Re: file forks vs. xattr (was: xattr names for unprivileged stacking?)

Frank van der Linden <fllinden@xxxxxxxxxx> · Mon, 24 Aug 2020 21:26:56 +0000

On Mon, Aug 24, 2020 at 05:30:18PM +0200, Christian Schoenebeck wrote:
> On Montag, 24. August 2020 01:40:06 CEST Dave Chinner wrote:
> > On Mon, Aug 17, 2020 at 12:37:17PM +0200, Christian Schoenebeck wrote:
> > > On Montag, 17. August 2020 00:56:20 CEST Dave Chinner wrote:
> > > > IOWs, with a filesystem inode fork implementation like this for ADS,
> > > > all we really need is for the VFS to pass a magic command to
> > > > ->lookup() to tell us to use the ADS namespace attached to the inode
> > > > rather than use the primary inode type/state to perform the
> > > > operation.
> > >
> > > IMO starting with a minimalistic approach, in a way Solaris developers
> >
> > > originally introduced forks, would IMO make sense for Linux as well:
> > <snip>
> >
> > That's pretty much what the proposed O_ALT did, except it used a
> > fully qualified path name to define the ADS to open.
> 
> Hu, you're right! There is indeed a somewhat congruent effort & discussion
> going on in parallel. Pulling in Miklos into CC for that reason:
> https://lore.kernel.org/lkml/CAJfpegtNP8rQSS4Z14Ja4x-TOnejdhDRTsmmDD-Cccy2pkfVVw@xxxxxxxxxxxxxx/
> 
> However the motivation of that other thread's PR was rather a procfs-like
> system as a unified way to retrieve implementation specific info from an
> underlying fs, and the file fork aspect would just be a 'side product'.
> 
> Core motivation of that other thread (scroll down a bit):
> https://lore.kernel.org/lkml/52483.1597190733@xxxxxxxxxxxxxxxxxxxxxx/
> 
> > > On Montag, 17. August 2020 02:29:30 CEST Dave Chinner wrote:
> > > > I'd stop calling these "forks" already, too. The user wants
> > > > "alternate data streams", while a "resource fork" is an internal
> > > > filesystem implementation detail used to provide ADS
> > > > functionality...
> > >
> > > The common terminology can certainly still be argued. I understand that
> > > from fs implementation perspective "fork" is probably ambiguous. But from
> > > public API (i.e. user space side) perspective the term "fork" does make
> > > sense, and so far I have not seen a better general term for this. Plus
> > > the ambiguous aspects on fs side are not exposed to the public side.
> > >
> > > The term "alternate data stream" suggests that this is just about the raw
> > > data stream, but that's probably not what this feature will end up being
> > > limited to. E.g. I think they will have their own permissions on the long
> > > term (see below). Plus the term ADS is ATM somewhat sticky to the
> > > Microsoft universe.
> > ADS is the windows term, which is where the majority of people who
> > use or want to ADS come from. Novell called the "multiple data
> > streams", and solaris 9 implemented "extended attributes" (ADS)

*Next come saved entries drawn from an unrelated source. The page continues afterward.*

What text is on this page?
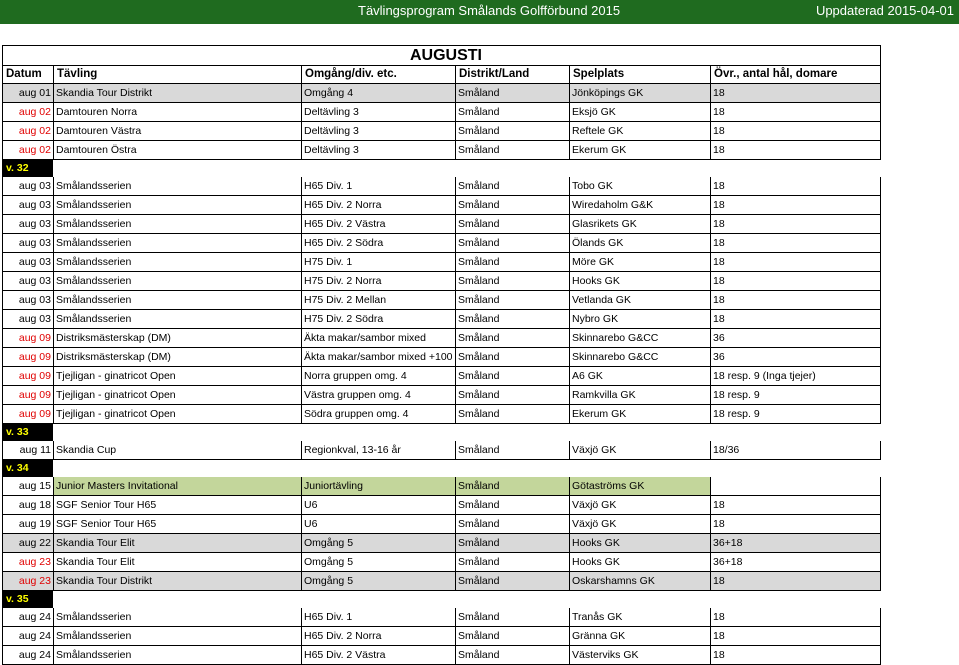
Tävlingsprogram Smålands Golfförbund 2015	Uppdaterad 2015-04-01
AUGUSTI
Datum	Tävling	Omgång/div. etc.	Distrikt/Land	Spelplats	Övr., antal hål, domare
aug 01 Skandia Tour Distrikt	Omgång 4	Småland	Jönköpings GK	18
aug 02 Damtouren Norra	Deltävling 3	Småland	Eksjö GK	18
aug 02 Damtouren Västra	Deltävling 3	Småland	Reftele GK	18
aug 02 Damtouren Östra	Deltävling 3	Småland	Ekerum GK	18
v. 32
aug 03 Smålandsserien	H65 Div. 1	Småland	Tobo GK	18
aug 03 Smålandsserien	H65 Div. 2 Norra	Småland	Wiredaholm G&K	18
aug 03 Smålandsserien	H65 Div. 2 Västra	Småland	Glasrikets GK	18
aug 03 Smålandsserien	H65 Div. 2 Södra	Småland	Ölands GK	18
aug 03 Smålandsserien	H75 Div. 1	Småland	Möre GK	18
aug 03 Smålandsserien	H75 Div. 2 Norra	Småland	Hooks GK	18
aug 03 Smålandsserien	H75 Div. 2 Mellan	Småland	Vetlanda GK	18
aug 03 Smålandsserien	H75 Div. 2 Södra	Småland	Nybro GK	18
aug 09 Distriksmästerskap (DM)	Äkta makar/sambor mixed	Småland	Skinnarebo G&CC	36
aug 09 Distriksmästerskap (DM)	Äkta makar/sambor mixed +100 Småland	Skinnarebo G&CC	36
aug 09 Tjejligan - ginatricot Open	Norra gruppen omg. 4	Småland	A6 GK	18 resp. 9 (Inga tjejer)
aug 09 Tjejligan - ginatricot Open	Västra gruppen omg. 4	Småland	Ramkvilla GK	18 resp. 9
aug 09 Tjejligan - ginatricot Open	Södra gruppen omg. 4	Småland	Ekerum GK	18 resp. 9
v. 33
aug 11 Skandia Cup	Regionkval, 13-16 år	Småland	Växjö GK	18/36
v. 34
aug 15 Junior Masters Invitational	Juniortävling	Småland	Götaströms GK
aug 18 SGF Senior Tour H65	U6	Småland	Växjö GK	18
aug 19 SGF Senior Tour H65	U6	Småland	Växjö GK	18
aug 22 Skandia Tour Elit	Omgång 5	Småland	Hooks GK	36+18
aug 23 Skandia Tour Elit	Omgång 5	Småland	Hooks GK	36+18
aug 23 Skandia Tour Distrikt	Omgång 5	Småland	Oskarshamns GK	18
v. 35
aug 24 Smålandsserien	H65 Div. 1	Småland	Tranås GK	18
aug 24 Smålandsserien	H65 Div. 2 Norra	Småland	Gränna GK	18
aug 24 Smålandsserien	H65 Div. 2 Västra	Småland	Västerviks GK	18
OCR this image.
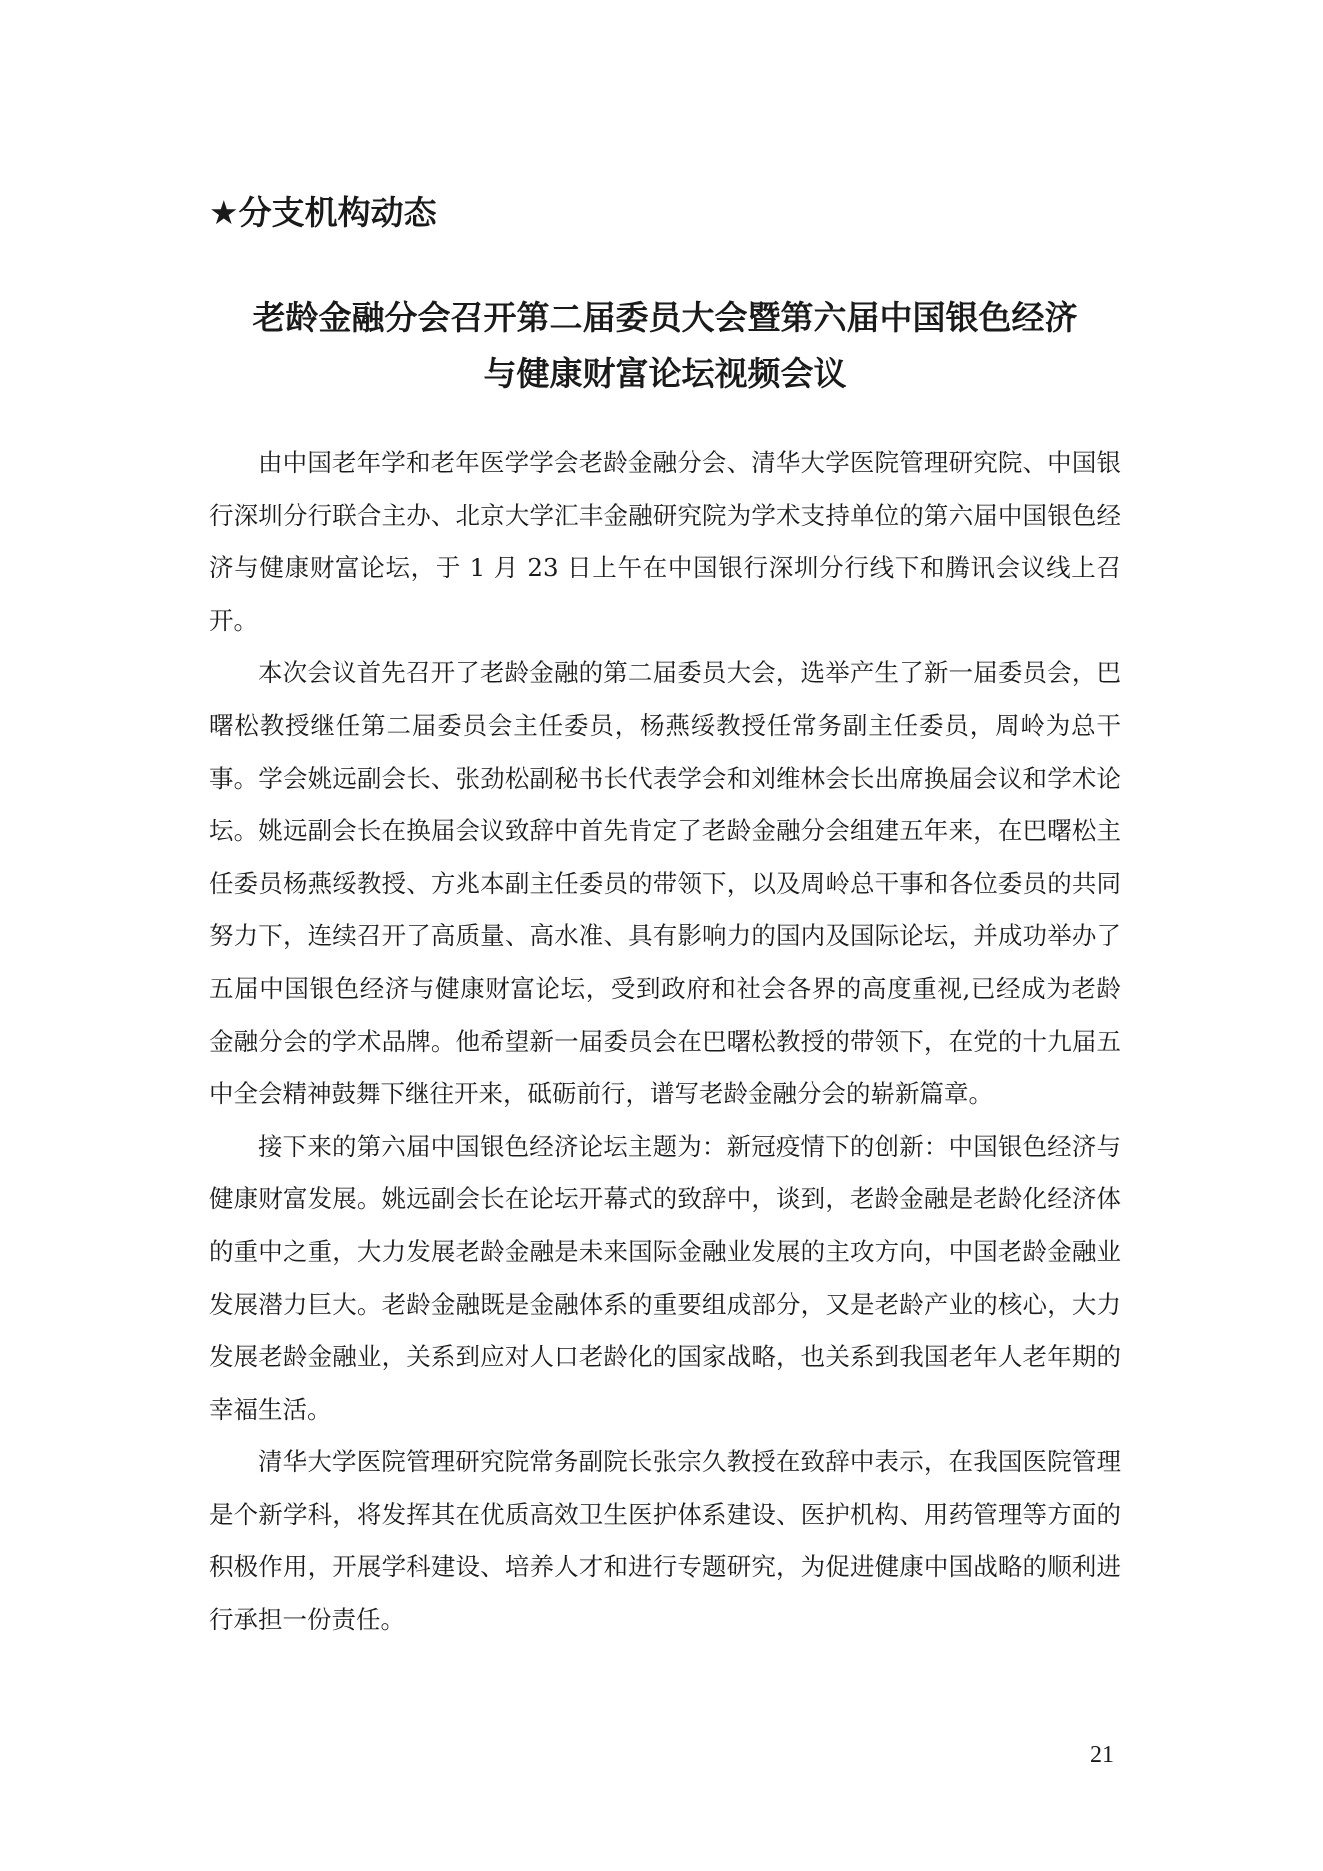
★分支机构动态
老龄金融分会召开第二届委员大会暨第六届中国银色经济
与健康财富论坛视频会议

由中国老年学和老年医学学会老龄金融分会、清华大学医院管理研究院、中国银行深圳分行联合主办、北京大学汇丰金融研究院为学术支持单位的第六届中国银色经济与健康财富论坛，于 1 月 23 日上午在中国银行深圳分行线下和腾讯会议线上召开。

本次会议首先召开了老龄金融的第二届委员大会，选举产生了新一届委员会，巴曙松教授继任第二届委员会主任委员，杨燕绥教授任常务副主任委员，周岭为总干事。学会姚远副会长、张劲松副秘书长代表学会和刘维林会长出席换届会议和学术论坛。姚远副会长在换届会议致辞中首先肯定了老龄金融分会组建五年来，在巴曙松主任委员杨燕绥教授、方兆本副主任委员的带领下，以及周岭总干事和各位委员的共同努力下，连续召开了高质量、高水准、具有影响力的国内及国际论坛，并成功举办了五届中国银色经济与健康财富论坛，受到政府和社会各界的高度重视,已经成为老龄金融分会的学术品牌。他希望新一届委员会在巴曙松教授的带领下，在党的十九届五中全会精神鼓舞下继往开来，砥砺前行，谱写老龄金融分会的崭新篇章。

接下来的第六届中国银色经济论坛主题为：新冠疫情下的创新：中国银色经济与健康财富发展。姚远副会长在论坛开幕式的致辞中，谈到，老龄金融是老龄化经济体的重中之重，大力发展老龄金融是未来国际金融业发展的主攻方向，中国老龄金融业发展潜力巨大。老龄金融既是金融体系的重要组成部分，又是老龄产业的核心，大力发展老龄金融业，关系到应对人口老龄化的国家战略，也关系到我国老年人老年期的幸福生活。

清华大学医院管理研究院常务副院长张宗久教授在致辞中表示，在我国医院管理是个新学科，将发挥其在优质高效卫生医护体系建设、医护机构、用药管理等方面的积极作用，开展学科建设、培养人才和进行专题研究，为促进健康中国战略的顺利进行承担一份责任。

21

> > using inode forks. Apple allows a "data fork" (user data), "resource
> > forks" (ADS) and now "named forks" which they then used to implement
> > extended attributes.  Not the solaris ones, the linux style fixed
> > length key-value xattrs.
> >
> > Quite frankly, the naming in this area is a complete and utter mess,
> 
> Absolutely!
> 
> > and the only clear, unabiguous name for this feature is "alternate
> > data streams". I don't care that it's something that comes from an
> > MS background - if your only argument against it is "Microsoft!"
> > then you're on pretty shakey ground...
> 
> It wasn't. My main argument really was, quote: 'The term "alternate data
> stream" suggests that this is just about the raw data stream, but that's
> probably not what this feature will end up being limited to. E.g. I think they
> will have their own permissions on the long term ...'
> 
> > > - No subforks as starting point, and hence path separator '/' inside fork
> > >
> > >   names would be prohibited initially to avoid future clashes.
> >
> > Can't do that - changing the behaviour of the ADS name handling is
> > effectively an on-disk filesystem format change. i.e. if we allow it
> > in future kernels, then we have to mark the filesystem as "/" being
> > valid so that older kernels and repair utilities won't consider this
> > as invalid/corrupt and trash the ADS associated with the name.
> >
> > IOWs, we either support it from the start, or we never support it.
> 
> You have a point there. OTOH I don't think this would be a show stopper. This
> feature set will introduce backward incompatibility anyway.
> 
> If somebody really would need to run an ancient kernel on a fs that already
> contains subforks, then this fs could also be accessed via pass-through fs
> inside VM guest & host running a more recent kernel, ... or by accessing it
> remotely via fileserver, etc. There are options.
> 
> > > > Hence all the ADS support infrastructure is essentially dentry cache
> > > > infrastructure allowing a dentry to be both a file and directory,
> > > > and providing the pathname resolution that recognises an ADS
> > > > redirection. Name that however you want - we've got to do an on-disk
> > > > format change to support ADS, so we can tell the VFS we support ADS
> > > > or not. And we have no cares about existing names in the filesystem
> > > > conflicting with the ADS pathname identifier because it's a mkfs
> > > > time decision. Given that special flags are needed for the openat()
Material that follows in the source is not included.